The situation is even more disastrous in terms of Internet access; in 61 countries, fewer than one person in a hundred uses the Internet. Such a gap does not only exist between North and South, it is also widening within the South, between the urban elite and the most underprivileged populations who live on the outskirts of huge cities or in rural areas. This dichotomy exists in the North as well, although on a much smaller scale. According to the Federal Office of Statistics, Switzerland also suffers from a digital divide: to mention just one aspect of the problem, half as many women as men surf the Internet.2 Therefore one should not be surprised if many participants in the Summit wished to highlight in Geneva the discriminatory situation facing various segments of the population, who are disenfranchised or sidelined and who, as a result, are excluded from the information society.
The World Summit on the Information Society
It is understandable, therefore, that the digital divide has become a source of major concern for the international community, which has realised that governments and intergovernmental organisations (i.e. the political players) cannot meet this enormous challenge alone. It is essential that the private sector, bringing together the main economic forces, and civil society, which represents primarily the social actors, be closely involved in the debate. It is in this spirit that the International Telecommunication Union, backed by the UN system and all of its member states, took the initiative of convening a World Summit on the Information Society under the patronage of Kofi Annan. The Summit was to take place in two phases: the first one was held in Geneva from 10 to 12 December 2003, by invitation of the Swiss Government, and the second is scheduled to take place in Tunis in November 2005. All stakeholders are invited to take part, namely UN member states, intergovernmental organisations, the private sector, and civil society, including the media.
The Summit’s first goal: to develop a common vision of the information society
The objective of the Summit, as defined by the United Nations General Assembly in December 2001, was to “develop a common vision and understanding of the information society, and to adopt a declaration of principles and a plan of action for implementation by governments, international institutions, and all sectors of civil society.” In other words, the Summit’s mission was to develop a common vision of the information society, once solutions to bridge the digital divide have been identified. To this end, the Summit participants were called upon to deal with a wide range of both diverse and complex issues. In fact, the list of topics that could be on the Summit agenda is truly endless, because information and communication technologies (ICT) affect almost every aspect of our daily live s as societies or individuals. The information society is global in essence.
This being said, one must bear in mind that information and communication technologies (ICT) are not an end in and of themselves. But they can be a powerful tool to leapfrog over the existing development divide, and accelerate efforts to achieve the Millennium Development Goals (MDGs) 3 of combating poverty, hunger, disease, illiteracy, environment degradation and discrimination against women. Used with discernment and intelligence, they can boost wealth creation and improve the quality of life at both individual and collective levels, lead to greater equity and social justice, promote transparency and accountability, and foster effectively inclusion and empowerment. In other word s, they have the potential for providing immense opportunities to stimulate economic, social, and cultural development, as well as democracy and good governance.
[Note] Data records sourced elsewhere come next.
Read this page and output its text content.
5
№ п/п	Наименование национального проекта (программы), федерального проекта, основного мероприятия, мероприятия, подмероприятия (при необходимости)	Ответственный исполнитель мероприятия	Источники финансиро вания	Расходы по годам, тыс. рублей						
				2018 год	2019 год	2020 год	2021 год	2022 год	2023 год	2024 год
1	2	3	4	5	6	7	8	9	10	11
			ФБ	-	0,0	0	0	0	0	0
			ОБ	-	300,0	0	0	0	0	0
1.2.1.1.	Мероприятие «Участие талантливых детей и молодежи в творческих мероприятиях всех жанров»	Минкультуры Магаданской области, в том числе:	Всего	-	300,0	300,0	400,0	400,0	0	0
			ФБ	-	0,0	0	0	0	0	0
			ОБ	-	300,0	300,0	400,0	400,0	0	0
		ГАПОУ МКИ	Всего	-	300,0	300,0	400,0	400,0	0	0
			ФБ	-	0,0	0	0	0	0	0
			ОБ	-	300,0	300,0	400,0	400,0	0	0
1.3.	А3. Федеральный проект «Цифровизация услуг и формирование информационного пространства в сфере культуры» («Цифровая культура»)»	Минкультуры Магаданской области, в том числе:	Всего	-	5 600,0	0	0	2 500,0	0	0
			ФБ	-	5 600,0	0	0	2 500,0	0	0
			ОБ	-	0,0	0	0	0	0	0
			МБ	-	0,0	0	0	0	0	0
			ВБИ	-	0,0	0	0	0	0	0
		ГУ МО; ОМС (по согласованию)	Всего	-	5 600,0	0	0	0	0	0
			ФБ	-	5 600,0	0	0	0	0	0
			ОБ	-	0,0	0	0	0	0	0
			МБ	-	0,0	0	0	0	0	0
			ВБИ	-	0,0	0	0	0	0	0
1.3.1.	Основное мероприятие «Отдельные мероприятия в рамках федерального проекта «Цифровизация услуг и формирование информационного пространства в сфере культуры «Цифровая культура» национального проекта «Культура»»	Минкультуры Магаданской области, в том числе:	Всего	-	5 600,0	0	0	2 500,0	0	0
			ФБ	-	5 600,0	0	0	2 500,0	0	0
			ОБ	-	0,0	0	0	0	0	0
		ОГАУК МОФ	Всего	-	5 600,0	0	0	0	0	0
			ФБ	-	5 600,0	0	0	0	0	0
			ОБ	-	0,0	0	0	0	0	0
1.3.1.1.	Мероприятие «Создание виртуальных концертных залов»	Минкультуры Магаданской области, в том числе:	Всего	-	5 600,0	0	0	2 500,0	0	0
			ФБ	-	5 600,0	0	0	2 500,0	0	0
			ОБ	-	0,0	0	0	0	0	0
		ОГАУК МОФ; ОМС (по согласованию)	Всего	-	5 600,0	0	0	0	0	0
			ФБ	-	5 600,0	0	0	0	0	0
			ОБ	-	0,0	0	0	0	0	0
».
A priority : providing access to information and knowledge
The digital divide cannot be legitimately discussed without addressing the crucial problem of access to technology. Shortcomings in telecommunication infrastructure, coupled with the cost of computer hardware (PCs) and software available on the international market, are generally insurmountable obstacles. Their cost is often disproportionately high for the low incomes of the men and women living in developing countries. Moreover, equipment and software are usually ill-suited to the real needs of potential users because they are too sophisticated, and frequently offer many features that go unused, in effect rendering them useless. There are other barriers as well, such as the often prohibitive telephone and Internet access rates. It is somewhat paradoxical to note that while rates continue to fall in the industrialised world, they remain high in most developing countries, where the telecommunication sector is still controlled by state monopoly, and thus not open to competition.
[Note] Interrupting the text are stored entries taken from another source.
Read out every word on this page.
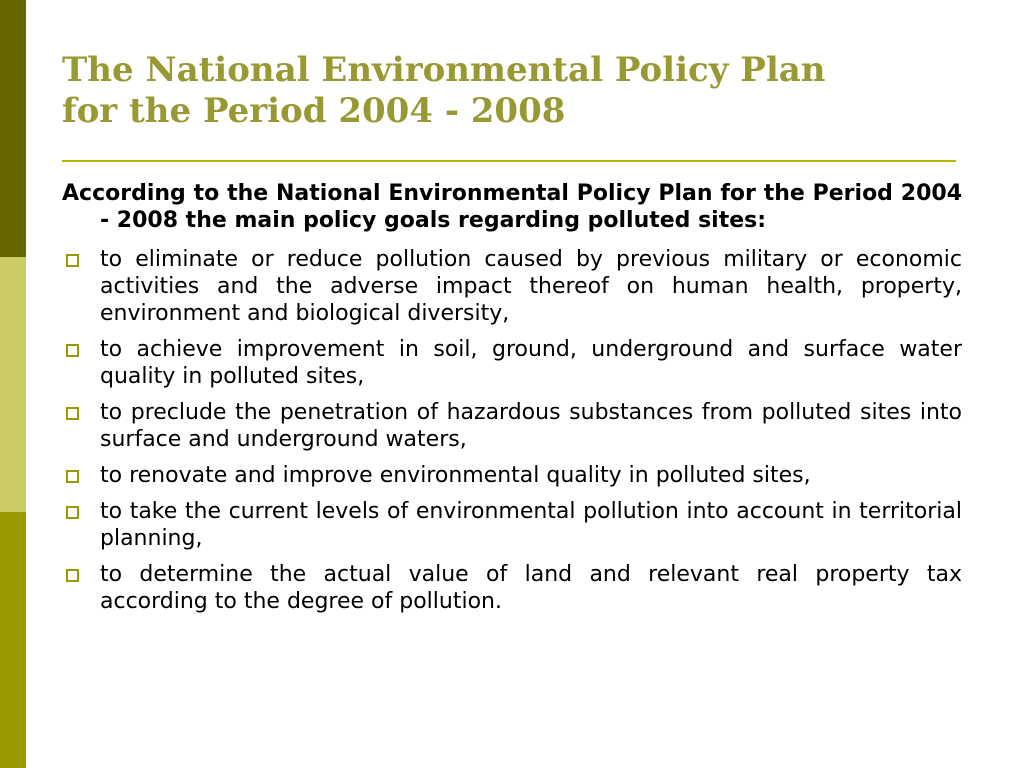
The National Environmental Policy Plan
for the Period 2004 - 2008

According to the National Environmental Policy Plan for the Period 2004 - 2008 the main policy goals regarding polluted sites:

to eliminate or reduce pollution caused by previous military or economic activities and the adverse impact thereof on human health, property, environment and biological diversity,
to achieve improvement in soil, ground, underground and surface water quality in polluted sites,
to preclude the penetration of hazardous substances from polluted sites into surface and underground waters,
to renovate and improve environmental quality in polluted sites,
to take the current levels of environmental pollution into account in territorial planning,
to determine the actual value of land and relevant real property tax according to the degree of pollution.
But it would be erroneous to think that the infrastructure issue alone explains the existence of a digital divide. The gap is also about access to content, becauseaccess to information is a function of the user’s ability to receive, understand, process, and store information, and also to create and disseminate it. The user’s level of education, their ability to search, receive, and freely spread information and ideas, their belonging to a privileged or underprivileged language community, and their financial means are all factors which can favour, restrict or prohibit access to information and knowledge. One should not overlook the fact that the language barrier can be a real handicap for anyone who doesn’t speak one of the major international languages. This is especially true of English, which has become the de facto universal language. However, the predominance of English should not discourage Internet users from creating local content in their native language, with a view to addressing the specific needs of their local communities, be it for the purpose of education, culture, health, farming, commerce, banking, and so on. A plurality of languages on electronic networks, particularly the Internet, is a sine qua non condition for safeguarding cultural and linguistic diversity in the information society.
Another sensitive issue is how to preserve the public domain, which is threatened by an ever-increasing comercialisation of information and knowledge. Many elements of knowledge, especially in science, that are seen as vital to teaching, research, or simply cultural fulfilment, should therefore belong to the public domain. Yet, information and knowledge are not accessible to everyone because they must be purchased at prices that are often beyond the reach of the poorest users.
Other issues of concern
Even though the digital divide and related issues top the list of concerns to be addressed at the Summit, both in Geneva and Tunis, there are several other questions that will keep the attention of the delegates and raise lively debates among the various stakeholders. They include information and network security, protection of data confidentiality, trust in online transactions, international cooperation in combating cyber crime, protection of intellectual property, etc. Discussions will also focus on how and when to establish a reliable legal, regulatory and political framework that is not only transparent and non-discriminatory, but also likely to promote public and private investment so that infrastructure can be put in place and new services developed.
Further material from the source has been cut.